0

i am trying to learn DQN agent to play Tic Tac Toe using Keras. Issue is that my output has different shape than I expected.

Details: Input shape : (BOARD_SIZE ^ 2) * 3 --> It is one hot encoded game board Output shape: I expect that output will be list with size of (BOARD_SIZE^2) because it should number of available actions

Problem: Output has shape Size of input layer [(BOARD_SIZE ^ 2) *3] * Number of actions (BOARD_SIZE^2)

I tried to look for solutions but Keras documentation is quite poor. Plz help

THIS IS MY MODEL

    def create_model(self, game: GameController) -> Sequential:
    input_size = (game.shape ** 2) * 3

    model = Sequential()
    model.add(Dense(input_size, input_dim=1, activation='relu'))
    model.add(Dense(int(input_size / 2), activation='relu'))
    model.add(Dense(int(input_size / 2), activation='relu'))
    model.add(Dense((game.shape ** 2), activation='linear'))
    model.compile(loss="mean_squared_error", optimizer=Adam(self.alpha))

    return model

THIS IS HOW I AM TRYING TO GET OUTPUT

q_values = self.model.predict(processed_input)

THIS IS BOAD PREPROCESSING (ONE HOT ENCODING)

def preprocess_input(self, game: GameController) -> list:
    encoded_x = copy.deepcopy(game.board)
    encoded_o = copy.deepcopy(game.board)
    encoded_blank = copy.deepcopy(game.board)

    for row in range(game.shape):
        for col in range(game.shape):
            if encoded_x[row][col] == 'X':
                encoded_x[row][col] = 1
            else:
                encoded_x[row][col] = 0

            if encoded_o[row][col] == 'O':
                encoded_o[row][col] = 1
            else:
                encoded_o[row][col] = 0

            if encoded_blank[row][col] == '-':
                encoded_blank[row][col] = 1
            else:
                encoded_blank[row][col] = 0

    chained_x = list(chain.from_iterable(encoded_x))
    chained_o = list(chain.from_iterable(encoded_o))
    chained_blank = list(chain.from_iterable(encoded_blank))
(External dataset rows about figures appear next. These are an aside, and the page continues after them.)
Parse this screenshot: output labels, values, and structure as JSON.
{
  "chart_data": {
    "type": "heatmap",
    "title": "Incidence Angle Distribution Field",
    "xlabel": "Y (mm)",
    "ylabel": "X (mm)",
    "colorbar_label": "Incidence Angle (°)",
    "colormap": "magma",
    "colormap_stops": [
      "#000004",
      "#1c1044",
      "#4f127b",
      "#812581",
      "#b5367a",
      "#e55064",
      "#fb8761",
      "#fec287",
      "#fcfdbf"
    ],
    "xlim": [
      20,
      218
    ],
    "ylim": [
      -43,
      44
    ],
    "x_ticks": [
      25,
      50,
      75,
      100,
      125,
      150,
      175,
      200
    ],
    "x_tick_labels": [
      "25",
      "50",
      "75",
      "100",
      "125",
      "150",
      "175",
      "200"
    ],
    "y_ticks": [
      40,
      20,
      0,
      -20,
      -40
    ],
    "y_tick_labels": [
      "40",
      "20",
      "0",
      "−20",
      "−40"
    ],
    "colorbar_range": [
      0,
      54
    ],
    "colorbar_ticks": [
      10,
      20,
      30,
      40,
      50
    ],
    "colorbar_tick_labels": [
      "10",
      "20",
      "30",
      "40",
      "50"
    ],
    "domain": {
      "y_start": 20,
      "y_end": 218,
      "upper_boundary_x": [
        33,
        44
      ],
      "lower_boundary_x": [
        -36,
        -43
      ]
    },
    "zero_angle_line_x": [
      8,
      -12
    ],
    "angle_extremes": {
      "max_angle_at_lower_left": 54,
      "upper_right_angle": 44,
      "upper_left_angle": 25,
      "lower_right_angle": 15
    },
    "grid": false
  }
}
    string_board = list(chain(chained_x, chained_o, chained_blank))
    board_to_int = [int(element) for element in string_board]

    return board_to_int
Hreso
  • 13
  • 1
  • 6

1 Answers1

0

Well, after few tries i find out that my input has been transposed, so I set input_dim to ((BOARD_SIZE^2)*3) and reshaping input_board to (1, (BOARD_SIZE^2)*3) fixed issue. Hope it will helps others in the future :)

Hreso
  • 13
  • 1
  • 6